Zondag trekt de Wereldbeker veldrijden zich op gang in het Amerikaanse Waterloo. Het wordt de eerste van 3 Amerikaanse manches in het regelmatigheidscriterium. "Als je ambitie hebt móét je gaan, maar het is een heel dure uitstap", vindt Jurgen Mettepenningen, manager van Pauwels Sauzen-Bingoal.
"De ploeg betaalt 30.000 euro, de renners investeren elk 5.000 euro"
Mettepenningen staat niet in een Amerikaans veld wanneer hij zijn verhaal doet, maar wel in Dendermonde. De ploegbaas van Eli Iserbyt en co is niet mee afgereisd naar de VS, waar tussen 10 en 17 oktober drie WB-manches zullen plaatsvinden.
"Ik had er sowieso niet heel veel kunnen uitsteken", zegt hij, "want we zijn er al met 6 personeelsleden voor 7 renners, dat is voldoende om alles in goede banen te leiden. Maar het kost ook gewoon zeer veel geld", trapt hij een open deur in.
"Ons budget voor de reis is berekend op 5.000 euro per persoon. We zijn met 13 in totaal, het zal dus om en bij de 65.000 euro kosten. Van dat bedrag nemen we de kosten van het personeel op ons, 30.000 euro, de rest betalen de renners uit eigen zak. Ze waren dan ook vrij in de keuze om al dan niet te gaan."

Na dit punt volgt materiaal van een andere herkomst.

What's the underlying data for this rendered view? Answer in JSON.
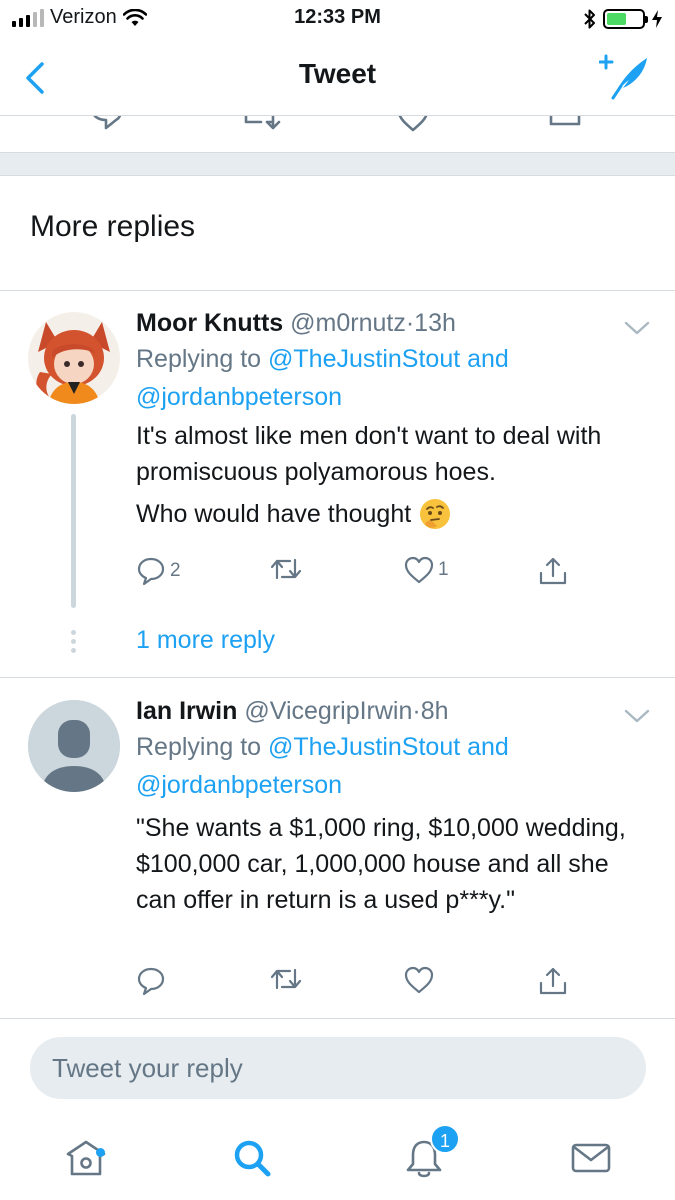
{
  "status_bar": {
    "carrier": "Verizon",
    "time": "12:33 PM"
  },
  "nav": {
    "title": "Tweet"
  },
  "section": {
    "more_replies": "More replies"
  },
  "replies": [
    {
      "name": "Moor Knutts",
      "handle": "@m0rnutz",
      "dot": "·",
      "time": "13h",
      "replying_prefix": "Replying to ",
      "mention_1": "@TheJustinStout",
      "mention_joiner": " and",
      "mention_2": "@jordanbpeterson",
      "text_1": "It's almost like men don't want to deal with promiscuous polyamorous hoes.",
      "text_2": "Who would have thought",
      "emoji": "thinking-face-emoji",
      "reply_count": "2",
      "retweet_count": "",
      "like_count": "1",
      "more_replies_link": "1 more reply"
    },
    {
      "name": "Ian Irwin",
      "handle": "@VicegripIrwin",
      "dot": "·",
      "time": "8h",
      "replying_prefix": "Replying to ",
      "mention_1": "@TheJustinStout",
      "mention_joiner": " and",
      "mention_2": "@jordanbpeterson",
      "text_1": "\"She wants a $1,000 ring, $10,000 wedding, $100,000 car, 1,000,000 house and all she can offer in return is a used p***y.\"",
      "reply_count": "",
      "retweet_count": "",
      "like_count": ""
    }
  ],
  "composer": {
    "placeholder": "Tweet your reply"
  },
  "tab_bar": {
    "notifications_badge": "1"
  },
  "colors": {
    "accent": "#1da1f2",
    "muted": "#657786",
    "divider": "#d6dbe0",
    "separator_bg": "#e6ecf0"
  }
}
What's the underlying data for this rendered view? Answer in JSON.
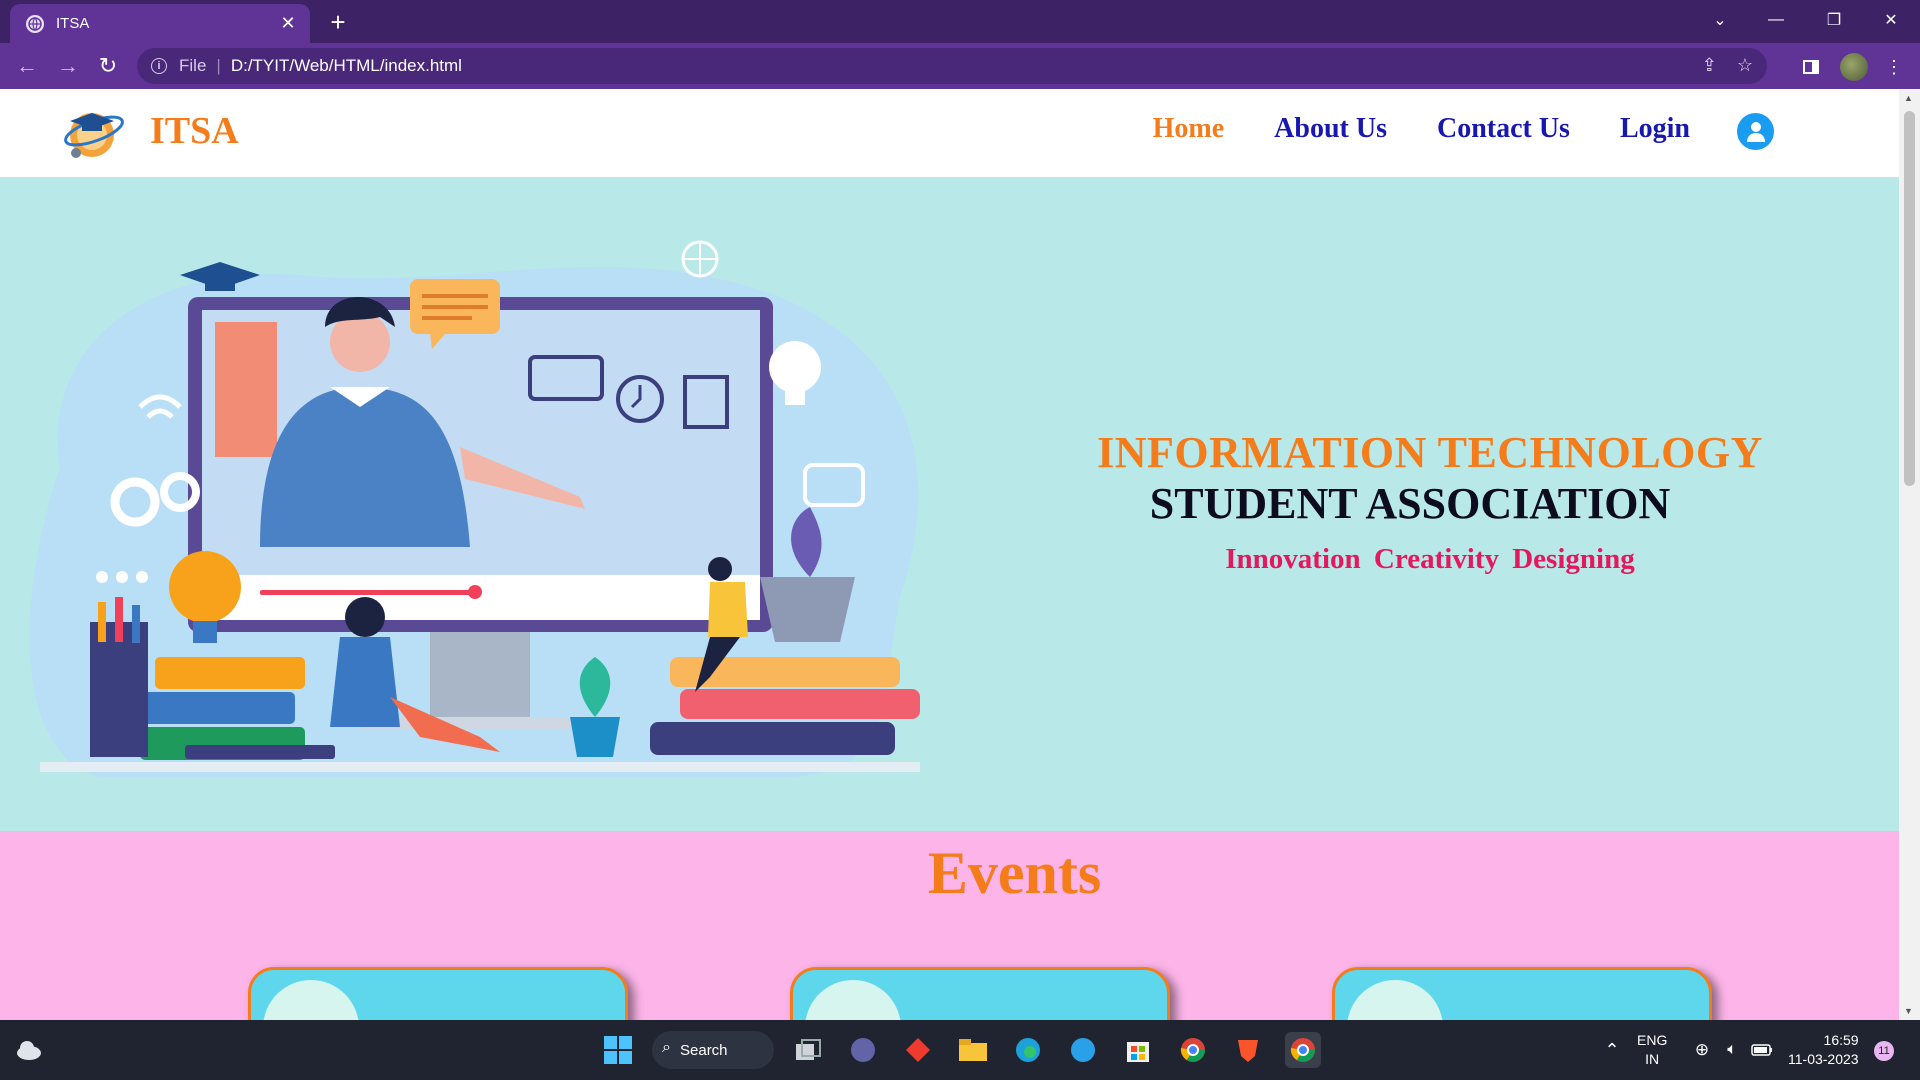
{
  "browser": {
    "tab_title": "ITSA",
    "tab_close": "✕",
    "new_tab": "+",
    "url_scheme": "File",
    "url_separator": "|",
    "url": "D:/TYIT/Web/HTML/index.html"
  },
  "site": {
    "brand": "ITSA",
    "nav": {
      "home": "Home",
      "about": "About Us",
      "contact": "Contact Us",
      "login": "Login"
    }
  },
  "hero": {
    "line1": "INFORMATION TECHNOLOGY",
    "line2": "STUDENT ASSOCIATION",
    "tagline": "Innovation  Creativity  Designing"
  },
  "events": {
    "title": "Events"
  },
  "taskbar": {
    "search_label": "Search",
    "lang_top": "ENG",
    "lang_bottom": "IN",
    "time": "16:59",
    "date": "11-03-2023",
    "notification_count": "11"
  },
  "colors": {
    "browser_frame": "#3d2266",
    "browser_toolbar": "#5f3496",
    "brand_orange": "#f47c1b",
    "nav_blue": "#1818b0",
    "hero_bg": "#b9e8e8",
    "events_bg": "#fdb5e9",
    "card_bg": "#5ed7ec",
    "tagline_pink": "#e5175d"
  }
}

Laurens Sweeck, een van de kopmannen van Mettepenningen, koos ervoor om thuis te blijven. "We proberen het al jaren in de Verenigde Staten. Kijk hoever ze nu staan, veel vooruitgang zie ik niet", liet hij eerder al optekenen.
"Dat is een weloverwogen beslissing geweest", verduidelijkt de ploegbaas. "De kalender zit overvol, dan moeten er soms keuzes gemaakt worden. Laurens is bovendien recent vader geworden. En het kost natuurlijk ook veel geld."

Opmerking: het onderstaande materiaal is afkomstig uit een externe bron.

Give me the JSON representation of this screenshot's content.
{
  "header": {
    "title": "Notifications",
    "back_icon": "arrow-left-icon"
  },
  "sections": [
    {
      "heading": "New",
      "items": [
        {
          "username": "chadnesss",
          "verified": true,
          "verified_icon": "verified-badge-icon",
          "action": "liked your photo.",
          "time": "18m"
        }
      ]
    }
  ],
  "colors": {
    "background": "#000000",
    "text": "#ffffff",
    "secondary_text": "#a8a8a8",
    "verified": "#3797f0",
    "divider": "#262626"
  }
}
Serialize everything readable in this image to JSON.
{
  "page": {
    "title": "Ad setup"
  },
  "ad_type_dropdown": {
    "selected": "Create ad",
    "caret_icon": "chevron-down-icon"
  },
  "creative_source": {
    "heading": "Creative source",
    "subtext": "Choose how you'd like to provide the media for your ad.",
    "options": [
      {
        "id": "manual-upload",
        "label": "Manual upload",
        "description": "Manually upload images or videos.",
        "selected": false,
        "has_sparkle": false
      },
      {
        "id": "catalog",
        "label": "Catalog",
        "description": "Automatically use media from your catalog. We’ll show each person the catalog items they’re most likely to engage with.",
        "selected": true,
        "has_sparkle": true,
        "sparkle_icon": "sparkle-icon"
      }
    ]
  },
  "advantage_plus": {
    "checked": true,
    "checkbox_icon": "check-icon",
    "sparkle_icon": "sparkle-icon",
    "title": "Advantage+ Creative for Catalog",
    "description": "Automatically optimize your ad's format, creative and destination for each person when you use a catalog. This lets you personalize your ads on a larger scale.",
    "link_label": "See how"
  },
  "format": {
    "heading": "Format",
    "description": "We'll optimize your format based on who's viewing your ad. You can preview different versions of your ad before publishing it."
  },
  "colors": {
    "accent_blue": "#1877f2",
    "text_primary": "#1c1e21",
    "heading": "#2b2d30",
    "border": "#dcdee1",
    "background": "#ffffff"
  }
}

Lees verder onder de link.
Lees ook:
"Commerciële waarde voor ons niet aanwezig in de VS"
Volgende woensdag zullen de renners in Fayetteville al eens crossen op het parcours van het komende WK veldrijden. "Dat is een groot voordeel", zegt Mettepenningen. Het is ook goed dat er nu 3 manches zijn in de VS. Er valt driemaal punten en prijzengeld te winnen. Dit pakket is het overwegen waard."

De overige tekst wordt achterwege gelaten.